We never asked for information on their income or expenses or how much they could afford to pay monthly. We knew if they could not afford the payments we would take their car. A car could be taken from them if they missed a payment by a day or two. We had customers who needed their car to get to work and elderly persons that needed a car to go to the doctor or grocery store. They were shown no mercy, even though we had pestered them to take out a loan they could not afford.

We told them the monthly payment but never told them the payments were interest only. If they paid what we told them they would never pay off the loan. We never gave them a schedule for their payments showing they were only paying interest. After making payments for several months they might ask how long it was going to take to pay off the loan. We would then tell them they could make a larger payment that would include both the interest and principal. If they asked to increase their loan before the old loan was paid off then any payments on the principal of the old loan was not credited towards the new loan. Those principal payments were just lost.

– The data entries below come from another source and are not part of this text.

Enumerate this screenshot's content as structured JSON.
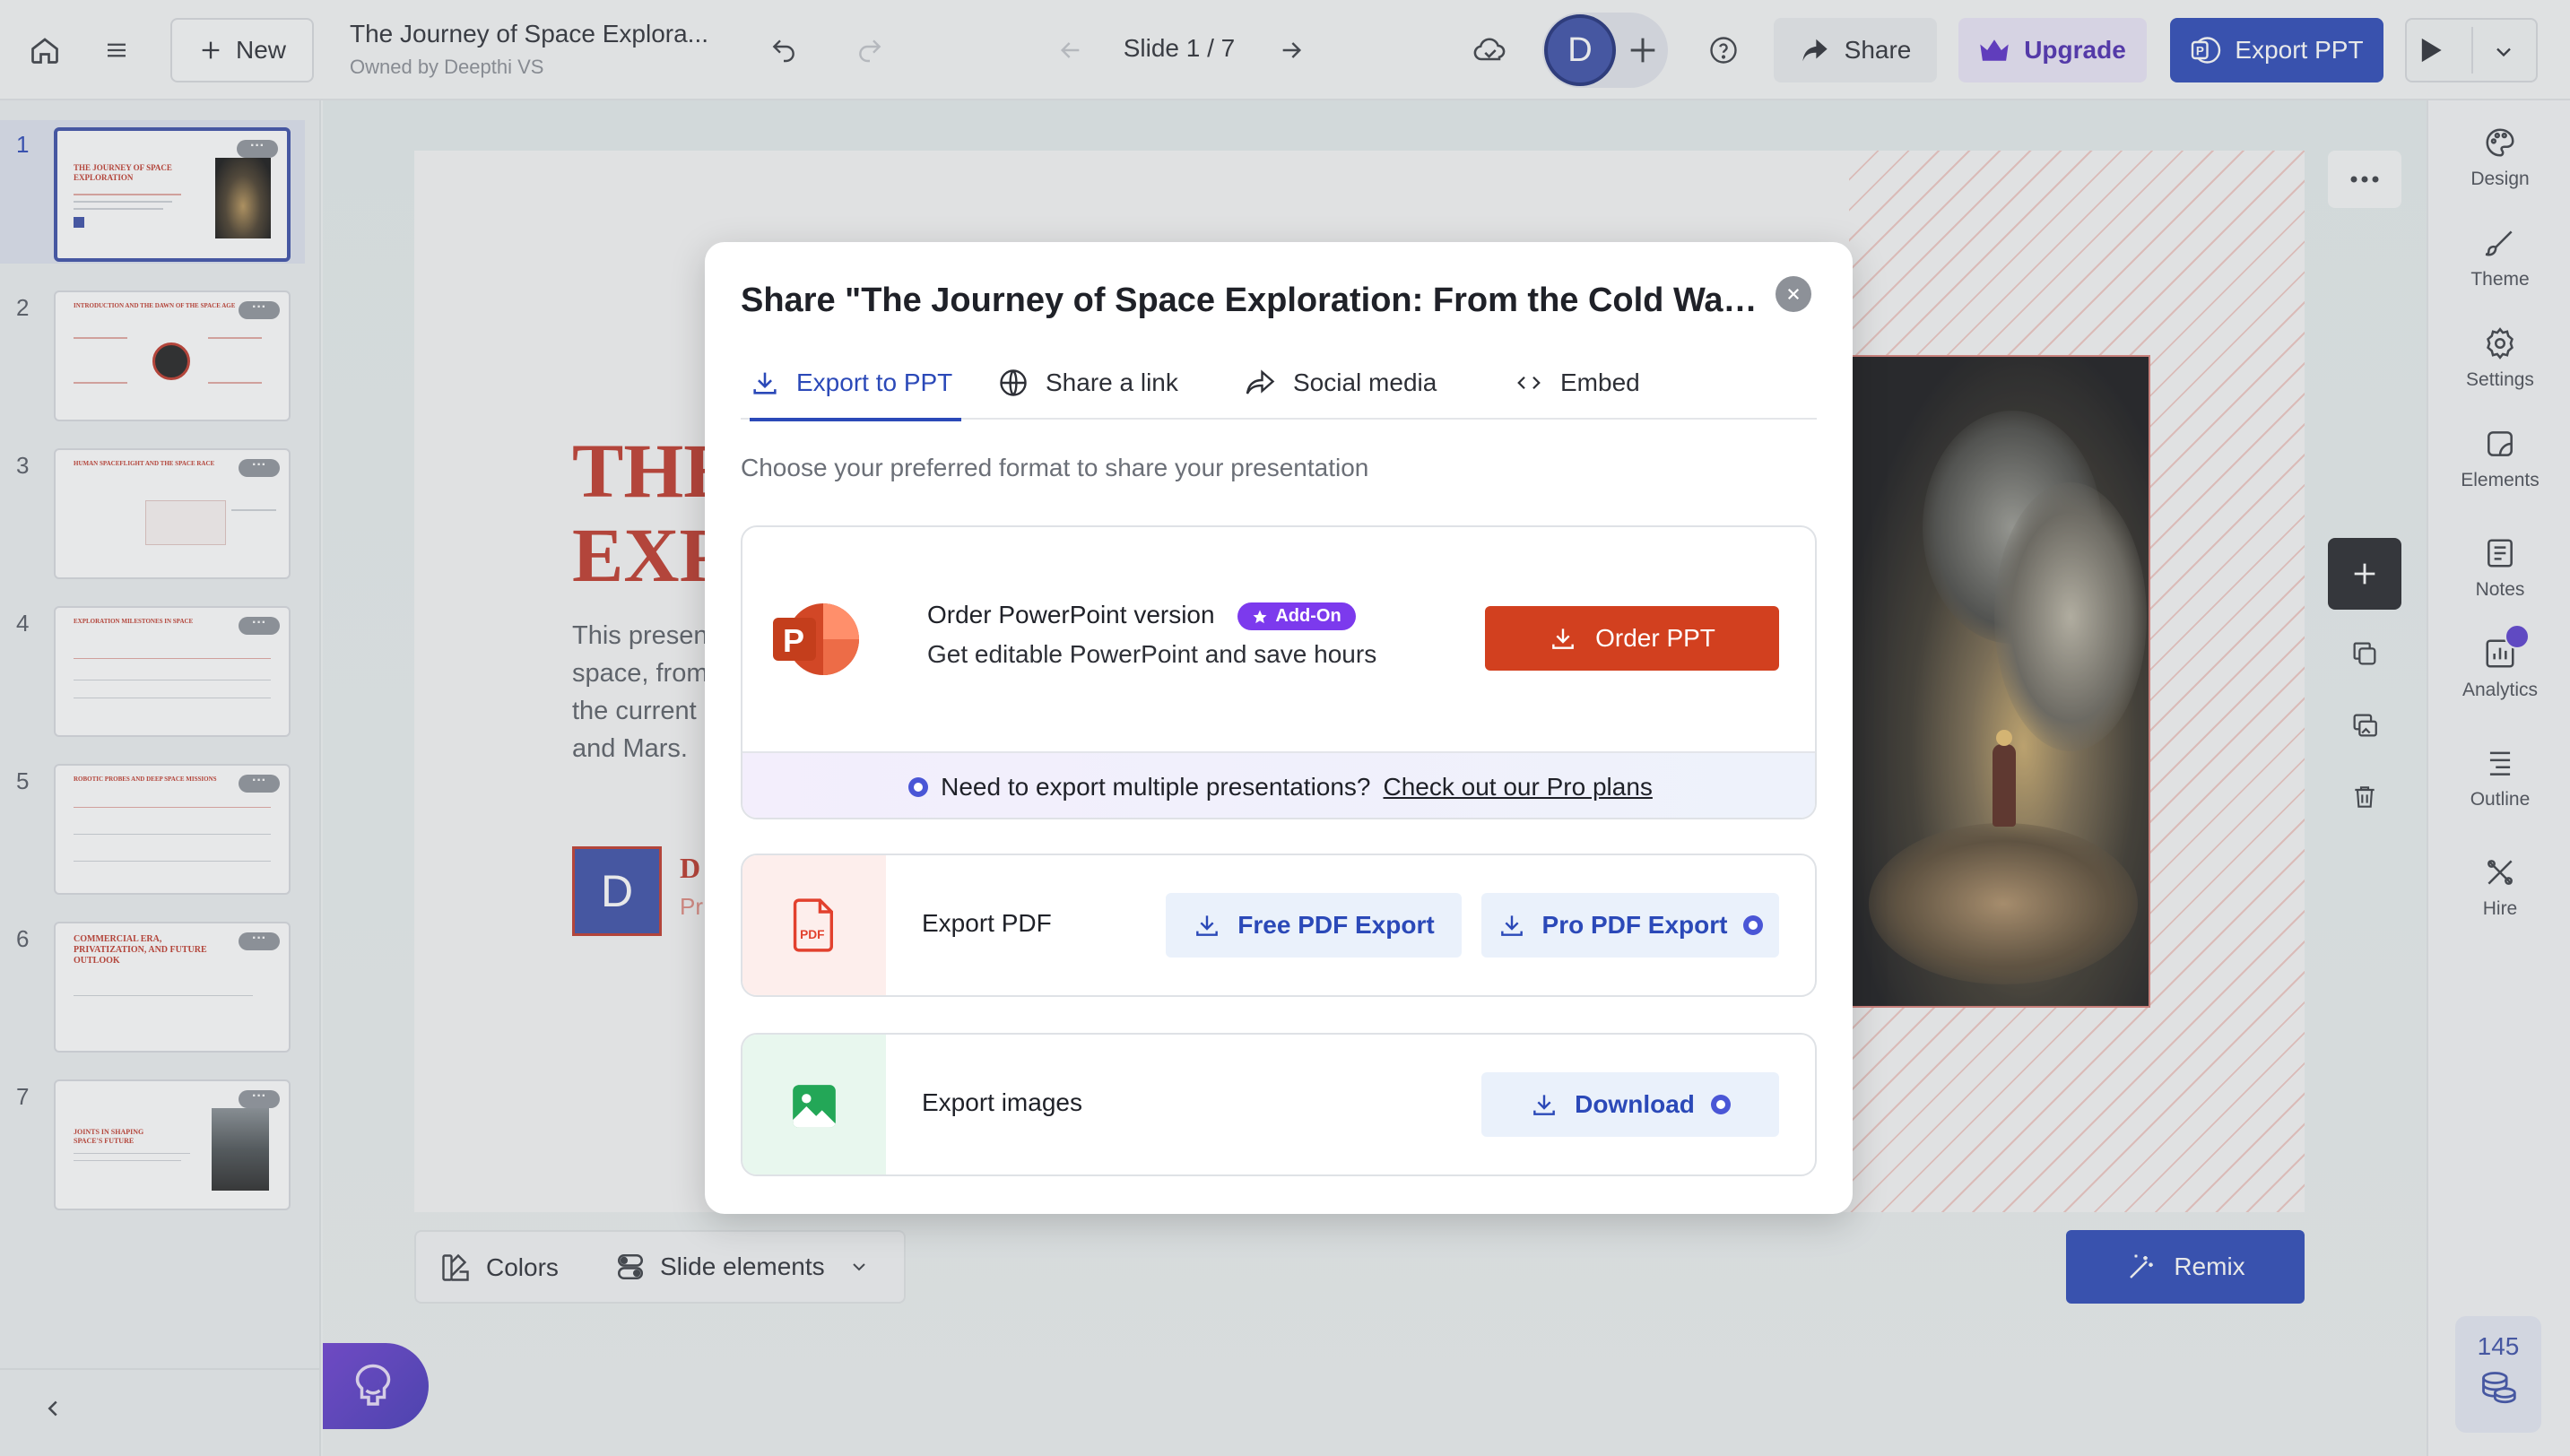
{
  "topbar": {
    "new_label": "New",
    "doc_title": "The Journey of Space Explora...",
    "doc_owner": "Owned by Deepthi VS",
    "slide_counter": "Slide 1 / 7",
    "avatar_initial": "D",
    "share_label": "Share",
    "upgrade_label": "Upgrade",
    "export_label": "Export PPT"
  },
  "thumbnails": [
    {
      "num": "1",
      "title": "THE JOURNEY OF SPACE EXPLORATION"
    },
    {
      "num": "2",
      "title": "INTRODUCTION AND THE DAWN OF THE SPACE AGE"
    },
    {
      "num": "3",
      "title": "HUMAN SPACEFLIGHT AND THE SPACE RACE"
    },
    {
      "num": "4",
      "title": "EXPLORATION MILESTONES IN SPACE"
    },
    {
      "num": "5",
      "title": "ROBOTIC PROBES AND DEEP SPACE MISSIONS"
    },
    {
      "num": "6",
      "title": "COMMERCIAL ERA, PRIVATIZATION, AND FUTURE OUTLOOK"
    },
    {
      "num": "7",
      "title": "JOINTS IN SHAPING SPACE'S FUTURE"
    }
  ],
  "slide": {
    "title_line1": "THE",
    "title_line2": "EXP",
    "body_lines": [
      "This presen",
      "space, from",
      "the current",
      "and Mars."
    ],
    "author_initial": "D",
    "author_name": "D",
    "author_role": "Pr"
  },
  "rightrail": [
    {
      "label": "Design",
      "icon": "palette-icon"
    },
    {
      "label": "Theme",
      "icon": "brush-icon"
    },
    {
      "label": "Settings",
      "icon": "gear-icon"
    },
    {
      "label": "Elements",
      "icon": "elements-icon"
    },
    {
      "label": "Notes",
      "icon": "notes-icon"
    },
    {
      "label": "Analytics",
      "icon": "analytics-icon"
    },
    {
      "label": "Outline",
      "icon": "outline-icon"
    },
    {
      "label": "Hire",
      "icon": "hire-icon"
    }
  ],
  "bottombar": {
    "colors_label": "Colors",
    "elements_label": "Slide elements",
    "remix_label": "Remix"
  },
  "credits": {
    "count": "145"
  },
  "modal": {
    "title": "Share \"The Journey of Space Exploration: From the Cold War t...",
    "tabs": [
      "Export to PPT",
      "Share a link",
      "Social media",
      "Embed"
    ],
    "subtitle": "Choose your preferred format to share your presentation",
    "ppt_card": {
      "heading": "Order PowerPoint version",
      "badge": "Add-On",
      "desc": "Get editable PowerPoint and save hours",
      "button": "Order PPT",
      "footer_text": "Need to export multiple presentations?",
      "footer_link": "Check out our Pro plans"
    },
    "pdf_card": {
      "label": "Export PDF",
      "free_button": "Free PDF Export",
      "pro_button": "Pro PDF Export"
    },
    "images_card": {
      "label": "Export images",
      "button": "Download"
    }
  },
  "colors": {
    "accent_blue": "#2b49b8",
    "brand_red": "#c0392b",
    "order_button": "#d2401f",
    "addon_purple": "#7c3aed"
  }
}
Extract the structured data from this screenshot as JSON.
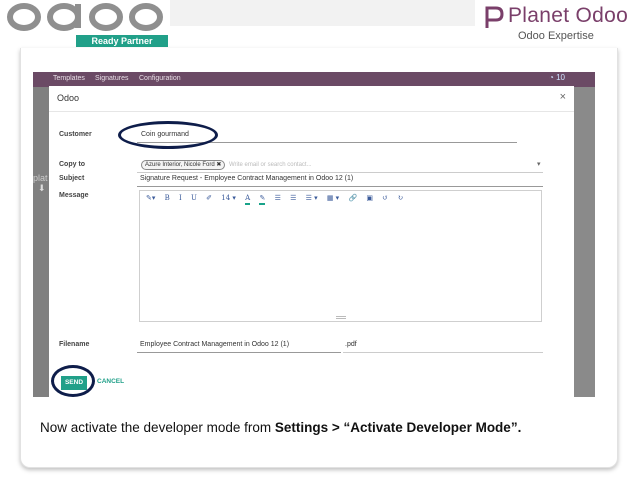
{
  "brand": {
    "left_logo": "odoo",
    "left_badge": "Ready Partner",
    "right_title": "Planet Odoo",
    "right_sub": "Odoo Expertise"
  },
  "app": {
    "menu": [
      "Templates",
      "Signatures",
      "Configuration"
    ],
    "side_text": "plat",
    "notification_count": "10"
  },
  "modal": {
    "title": "Odoo",
    "close": "×",
    "customer_label": "Customer",
    "customer_value": "Coin gourmand",
    "copy_to_label": "Copy to",
    "copy_to_tag": "Azure Interior, Nicole Ford ✖",
    "copy_to_placeholder": "Write email or search contact...",
    "subject_label": "Subject",
    "subject_value": "Signature Request - Employee Contract Management in Odoo 12 (1)",
    "message_label": "Message",
    "toolbar": [
      "✎▾",
      "B",
      "I",
      "U",
      "✐",
      "14 ▾",
      "A",
      "✎",
      "☰",
      "☰",
      "☰ ▾",
      "▦ ▾",
      "🔗",
      "▣",
      "↺",
      "↻"
    ],
    "filename_label": "Filename",
    "filename_value": "Employee Contract Management in Odoo 12 (1)",
    "filename_ext": ".pdf",
    "send_label": "SEND",
    "cancel_label": "CANCEL"
  },
  "caption": {
    "prefix": "Now activate the developer mode from ",
    "bold": "Settings > “Activate Developer Mode”."
  },
  "colors": {
    "accent": "#21a089",
    "topbar": "#6b4a65",
    "circle": "#0e1d4a",
    "brand_purple": "#7a3f6a"
  }
}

During the week a payment was due we started calling them daily to remind them to come to the office to make the payment. Sometimes we harassed them three times a day. When they took out the loan they had to provide names and telephone numbers of people they knew. We would call those people and harass them, even though they never agreed to be a reference for the person taking out a loan. 

If borrowers tried to pay off the loan we would encourage them to make a smaller payment to keep the loan active. If they did eventually pay off the loan and got their title back they usually paid 3-4 times the amount they borrowed.

I felt so guilty how we mistreated and manipulated our customers. I left my job.